The ‘Fatal Flaw’ in a Government Report on ER Misdiagnoses
However, in a large document obtained by Inside Medicine that is not yet public, one expert contributing to an internal review of the report prior to its publication found a “fatal flaw” in the methodology behind some of the most crucial and eye-catching findings. Other major concerns were brought up by other reviewers and technical experts, which the study authors did not fully address prior to the release of the report. The technical expert concerned about the “fatal flaw” wrote that results were, “Headline grabbing, yes, but this is at best gravely misleading, given the concerns….”
Emergency medicine organizations have already pointed out major problems in the report. One thing not yet pointed out is that the magnitude of the findings fail every whiff test imaginable. If the findings of the report were somehow to be true, that would mean that 8.6% of all deaths in the U.S. — that is, 250,000 out of 2.9 million deaths (2019, the last pre-pandemic year) — are caused by mistakes and misses in ERs. That’s preposterous, on its face.
Below, you’ll find the internal review in PDF form. It contains reviewer comments (left column), and the author replies (right column). Overall, I would characterize the reviewer comments as a combination of being supportive whilst confused; concerned, and yet (in some instances) openly admitting to being out of their depth. On one hand, a reviewer praises the report. But a paragraph later, the same reviewer finds vast problems that render the findings impossible to interpret. Such concerns did not keep those same findings off of the front page of major newspapers.
For example, “Peer Reviewer #1” was largely supportive of the report, but worried that the conclusions and recommendations might be wrong. That’s kind of a major problem. The reviewer wrote that, “[Emergency Departments] have often been criticized for the overuse of diagnostic tests and an emphasis on diagnostic error has the potential to increase testing among low-risk patients, leading to increased costs, identification of incidentalomas [random findings of unclear meaning, which are usually benign] which adversely impact patient wellbeing, radiation exposure, etc.” This is the correct concern to bring up. It gets lip service in the paper. It is the crux of the problem. It’s not really dealt with, though.
Indeed, later, this same reviewer writes about the perils of over-diagnosis. For example, if a patient with a virus is admitted for IV antibiotics that they do not need (rather than sent home to get better), dangerous parasitic infections can occur.
The theme that emerges is that this report focuses on diagnostic misses, without acknowledging that the opposite — over-diagnosis or over-admitting more patients to the hospital for further tests and treatments for needle-in-the-haystack searches — comes with harms. Remember, if over-diagnosis causes more harm than the benefit of catching a rare missed case, the system has failed, overall.

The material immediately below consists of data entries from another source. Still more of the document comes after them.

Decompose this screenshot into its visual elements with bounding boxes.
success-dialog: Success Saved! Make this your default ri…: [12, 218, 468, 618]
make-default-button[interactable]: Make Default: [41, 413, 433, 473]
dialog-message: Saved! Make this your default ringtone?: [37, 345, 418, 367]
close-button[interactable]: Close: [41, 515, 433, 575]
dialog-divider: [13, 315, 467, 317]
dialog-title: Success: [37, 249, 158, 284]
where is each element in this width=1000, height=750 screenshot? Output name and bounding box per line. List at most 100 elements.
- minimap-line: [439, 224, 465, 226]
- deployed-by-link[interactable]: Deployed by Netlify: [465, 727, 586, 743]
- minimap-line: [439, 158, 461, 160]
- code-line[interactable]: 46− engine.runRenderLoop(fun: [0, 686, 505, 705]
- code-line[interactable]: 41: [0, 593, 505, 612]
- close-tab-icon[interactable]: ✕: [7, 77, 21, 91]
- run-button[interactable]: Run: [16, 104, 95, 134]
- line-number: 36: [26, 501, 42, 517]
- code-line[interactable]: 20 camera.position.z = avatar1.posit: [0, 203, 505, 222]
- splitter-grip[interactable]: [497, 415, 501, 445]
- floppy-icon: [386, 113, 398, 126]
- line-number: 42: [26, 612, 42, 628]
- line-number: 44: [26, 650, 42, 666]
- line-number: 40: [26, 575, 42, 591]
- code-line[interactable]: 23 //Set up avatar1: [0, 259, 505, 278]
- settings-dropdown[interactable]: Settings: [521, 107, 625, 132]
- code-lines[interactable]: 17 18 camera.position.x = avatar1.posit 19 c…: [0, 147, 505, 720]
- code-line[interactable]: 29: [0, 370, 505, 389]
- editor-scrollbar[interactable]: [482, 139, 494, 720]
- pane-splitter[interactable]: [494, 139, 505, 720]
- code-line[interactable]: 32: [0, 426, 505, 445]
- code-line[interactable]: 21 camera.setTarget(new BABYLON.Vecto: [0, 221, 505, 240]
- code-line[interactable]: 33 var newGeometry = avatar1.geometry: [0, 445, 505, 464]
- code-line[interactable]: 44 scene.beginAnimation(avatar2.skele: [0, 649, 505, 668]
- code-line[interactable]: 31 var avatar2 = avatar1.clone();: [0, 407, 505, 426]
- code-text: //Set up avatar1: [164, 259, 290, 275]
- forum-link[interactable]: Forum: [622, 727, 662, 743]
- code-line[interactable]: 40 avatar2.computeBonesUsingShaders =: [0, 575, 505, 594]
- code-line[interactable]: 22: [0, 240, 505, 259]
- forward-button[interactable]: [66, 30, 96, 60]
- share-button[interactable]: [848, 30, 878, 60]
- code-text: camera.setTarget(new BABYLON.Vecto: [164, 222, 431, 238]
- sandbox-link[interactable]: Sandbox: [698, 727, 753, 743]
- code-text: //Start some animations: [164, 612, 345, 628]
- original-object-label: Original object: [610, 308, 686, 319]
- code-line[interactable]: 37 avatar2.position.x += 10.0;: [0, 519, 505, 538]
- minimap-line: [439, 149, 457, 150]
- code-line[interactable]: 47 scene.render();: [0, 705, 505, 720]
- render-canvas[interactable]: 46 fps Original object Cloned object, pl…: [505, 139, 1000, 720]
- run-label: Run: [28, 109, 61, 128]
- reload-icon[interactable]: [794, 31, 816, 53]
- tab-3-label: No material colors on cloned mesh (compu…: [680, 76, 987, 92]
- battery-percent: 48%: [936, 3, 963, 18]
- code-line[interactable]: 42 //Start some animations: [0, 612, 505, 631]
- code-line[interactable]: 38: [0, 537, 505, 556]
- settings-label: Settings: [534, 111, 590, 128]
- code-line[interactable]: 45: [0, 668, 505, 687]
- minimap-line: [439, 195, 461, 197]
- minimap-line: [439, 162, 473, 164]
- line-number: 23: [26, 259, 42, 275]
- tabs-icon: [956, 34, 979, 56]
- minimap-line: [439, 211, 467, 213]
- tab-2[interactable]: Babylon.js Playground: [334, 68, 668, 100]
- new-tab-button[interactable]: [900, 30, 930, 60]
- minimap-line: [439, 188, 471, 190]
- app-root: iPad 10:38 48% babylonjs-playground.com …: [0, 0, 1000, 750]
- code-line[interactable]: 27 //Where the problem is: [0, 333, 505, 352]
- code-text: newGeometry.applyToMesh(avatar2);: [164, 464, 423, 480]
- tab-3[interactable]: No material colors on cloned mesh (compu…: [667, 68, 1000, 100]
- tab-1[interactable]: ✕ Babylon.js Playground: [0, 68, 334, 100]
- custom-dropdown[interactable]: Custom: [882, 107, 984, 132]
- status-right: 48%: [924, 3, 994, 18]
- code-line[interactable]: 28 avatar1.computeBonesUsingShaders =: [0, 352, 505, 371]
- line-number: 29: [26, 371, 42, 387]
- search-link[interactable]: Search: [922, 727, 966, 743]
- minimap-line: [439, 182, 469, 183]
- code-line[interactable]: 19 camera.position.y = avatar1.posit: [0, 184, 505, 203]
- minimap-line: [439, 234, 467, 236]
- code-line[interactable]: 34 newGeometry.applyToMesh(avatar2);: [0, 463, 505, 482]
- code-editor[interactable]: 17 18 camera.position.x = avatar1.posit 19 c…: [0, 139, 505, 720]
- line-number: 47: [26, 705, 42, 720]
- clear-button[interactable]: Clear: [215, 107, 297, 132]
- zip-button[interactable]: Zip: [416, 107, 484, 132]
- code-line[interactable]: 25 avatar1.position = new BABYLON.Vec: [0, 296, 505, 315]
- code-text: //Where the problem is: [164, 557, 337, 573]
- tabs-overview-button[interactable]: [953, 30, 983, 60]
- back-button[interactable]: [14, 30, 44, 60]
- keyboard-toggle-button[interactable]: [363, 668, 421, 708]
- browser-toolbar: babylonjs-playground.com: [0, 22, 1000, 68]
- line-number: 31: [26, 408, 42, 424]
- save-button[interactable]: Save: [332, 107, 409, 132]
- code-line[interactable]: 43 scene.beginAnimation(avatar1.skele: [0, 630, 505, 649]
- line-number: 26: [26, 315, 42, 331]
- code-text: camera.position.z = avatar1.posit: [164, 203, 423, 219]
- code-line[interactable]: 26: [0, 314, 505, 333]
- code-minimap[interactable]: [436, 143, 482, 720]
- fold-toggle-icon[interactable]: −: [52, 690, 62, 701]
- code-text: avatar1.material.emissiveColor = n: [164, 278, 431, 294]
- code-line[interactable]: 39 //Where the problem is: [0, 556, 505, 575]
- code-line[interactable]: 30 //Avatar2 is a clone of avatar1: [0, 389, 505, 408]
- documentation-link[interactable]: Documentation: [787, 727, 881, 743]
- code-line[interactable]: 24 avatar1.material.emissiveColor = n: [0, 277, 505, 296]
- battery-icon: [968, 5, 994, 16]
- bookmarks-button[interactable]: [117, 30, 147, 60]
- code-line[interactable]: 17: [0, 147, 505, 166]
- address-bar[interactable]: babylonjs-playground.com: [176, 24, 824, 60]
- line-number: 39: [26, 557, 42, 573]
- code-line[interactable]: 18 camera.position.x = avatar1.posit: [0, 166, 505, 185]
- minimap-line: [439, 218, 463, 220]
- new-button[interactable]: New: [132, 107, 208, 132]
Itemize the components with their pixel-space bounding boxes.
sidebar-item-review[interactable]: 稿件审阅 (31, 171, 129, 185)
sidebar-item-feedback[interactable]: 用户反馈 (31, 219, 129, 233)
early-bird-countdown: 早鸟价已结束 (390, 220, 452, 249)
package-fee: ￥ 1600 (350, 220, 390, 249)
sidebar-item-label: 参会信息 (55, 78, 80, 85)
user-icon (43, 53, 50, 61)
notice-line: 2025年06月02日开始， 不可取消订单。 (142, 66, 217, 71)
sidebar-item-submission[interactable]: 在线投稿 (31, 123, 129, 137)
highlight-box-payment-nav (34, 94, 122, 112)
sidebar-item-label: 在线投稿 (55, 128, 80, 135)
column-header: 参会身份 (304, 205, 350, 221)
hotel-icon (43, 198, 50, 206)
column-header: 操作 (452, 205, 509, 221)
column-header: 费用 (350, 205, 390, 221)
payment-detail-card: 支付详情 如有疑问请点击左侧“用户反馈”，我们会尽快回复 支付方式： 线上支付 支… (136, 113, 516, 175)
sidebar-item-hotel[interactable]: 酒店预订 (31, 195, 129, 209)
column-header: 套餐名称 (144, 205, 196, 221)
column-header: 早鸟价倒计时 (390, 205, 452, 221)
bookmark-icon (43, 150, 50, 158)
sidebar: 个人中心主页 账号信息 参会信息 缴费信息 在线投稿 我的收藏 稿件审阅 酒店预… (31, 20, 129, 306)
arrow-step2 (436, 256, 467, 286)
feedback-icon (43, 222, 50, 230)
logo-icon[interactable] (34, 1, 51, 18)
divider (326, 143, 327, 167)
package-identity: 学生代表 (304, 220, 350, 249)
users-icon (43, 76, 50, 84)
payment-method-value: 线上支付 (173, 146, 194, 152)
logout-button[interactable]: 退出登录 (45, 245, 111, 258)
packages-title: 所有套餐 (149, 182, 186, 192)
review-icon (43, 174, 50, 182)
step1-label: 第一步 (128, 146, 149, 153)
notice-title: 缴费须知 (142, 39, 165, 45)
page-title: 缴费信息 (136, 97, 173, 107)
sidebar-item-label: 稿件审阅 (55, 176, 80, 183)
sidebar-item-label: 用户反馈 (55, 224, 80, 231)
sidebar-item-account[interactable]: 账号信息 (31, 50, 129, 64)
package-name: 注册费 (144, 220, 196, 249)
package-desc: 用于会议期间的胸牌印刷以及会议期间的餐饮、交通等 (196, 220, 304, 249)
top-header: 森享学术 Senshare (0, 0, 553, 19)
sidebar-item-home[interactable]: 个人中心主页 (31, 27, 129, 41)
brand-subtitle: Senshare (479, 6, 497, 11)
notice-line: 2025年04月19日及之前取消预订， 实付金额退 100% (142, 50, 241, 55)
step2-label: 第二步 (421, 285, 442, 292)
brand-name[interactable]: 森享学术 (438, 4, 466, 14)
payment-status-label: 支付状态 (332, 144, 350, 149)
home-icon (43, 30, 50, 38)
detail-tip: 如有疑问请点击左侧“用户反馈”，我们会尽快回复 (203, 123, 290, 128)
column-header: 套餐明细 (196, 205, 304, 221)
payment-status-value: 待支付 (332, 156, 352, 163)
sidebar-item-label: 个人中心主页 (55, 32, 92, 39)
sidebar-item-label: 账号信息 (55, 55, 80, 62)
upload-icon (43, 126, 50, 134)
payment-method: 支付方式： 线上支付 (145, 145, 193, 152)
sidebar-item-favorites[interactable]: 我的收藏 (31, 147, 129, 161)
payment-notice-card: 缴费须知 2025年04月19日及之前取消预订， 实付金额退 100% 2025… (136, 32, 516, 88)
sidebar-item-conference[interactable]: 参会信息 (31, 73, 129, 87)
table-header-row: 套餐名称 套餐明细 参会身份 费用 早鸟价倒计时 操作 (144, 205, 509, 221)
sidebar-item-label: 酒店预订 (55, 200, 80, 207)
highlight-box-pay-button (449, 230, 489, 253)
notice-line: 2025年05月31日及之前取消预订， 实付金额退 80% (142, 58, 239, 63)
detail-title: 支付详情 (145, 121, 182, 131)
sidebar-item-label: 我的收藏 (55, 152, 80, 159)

This paper seems to have forgotten that. This paper seems to believe that a carefully-reasoned risk-benefit analysis is akin to missed diagnoses. As the first reviewer notes, “[Over-diagnosis] is an important component of misdiagnosis…I feel this section that introduces overcalls should be more balanced throughout the manuscript,” the reviewer said. For their part, the authors basically ignored the reviewer comments whenever they got too close to rendering any of their conclusions null and void. Instead, they responded with window dressing, but not any further analysis.
That same reviewer also noted that making the leap from European data to make a U.S. estimate on mortality and disabilities “caused” by ER errors is a massive problem. And yet, that’s exactly how the 250,000 deaths per year number was generated. “U.S. estimates are made on limited…data primarily from Europe…” the reviewer noticed. Indeed, in Europe, emergency medicine is not even a recognized specialty in every country. While many European nations have excellent ERs, some are still on the learning curve. Comparing European ERs to U.S. ones (our ERs are staffed by seasoned board-certified emergency physicians and other experts in emergency care) is like concluding something about the U.S. soccer team from data about the French team’s performance. “These results should be more tempered with acknowledgment of the limitations of these numbers,” the reviewer wrote. And yet, as more than one reviewer predicted, the headline findings — whether true or not — were too delicious for the media to pass up.
Another reviewer pointed out that “hindsight bias” was not considered in the report. For example, consider what happens when ERs discharge a patient who has been ruled-out for a heart attack. What happens if that patient goes on to have a fatal heart attack in the next 30 days? Is that a missed diagnosis? No. It’s failure to have a crystal ball, even after all the tests designed to identify such patients have been passed. The only way to catch such rare events (the theory would seem to be) would be to hospitalize hundreds, or thousands, or even tens-of-thousands of such patients. But doing that would cause more harm than good because a small number of those patients would die of complications from what were overly aggressive invasive procedures, or from hospital-acquired infections, or falls, etc. In fact, the American Heart Association (and Emergency Medicine organizations), have protocols that are designed to make sure that ERs do not admit too many patients, specifically so that we do not do more harm than good.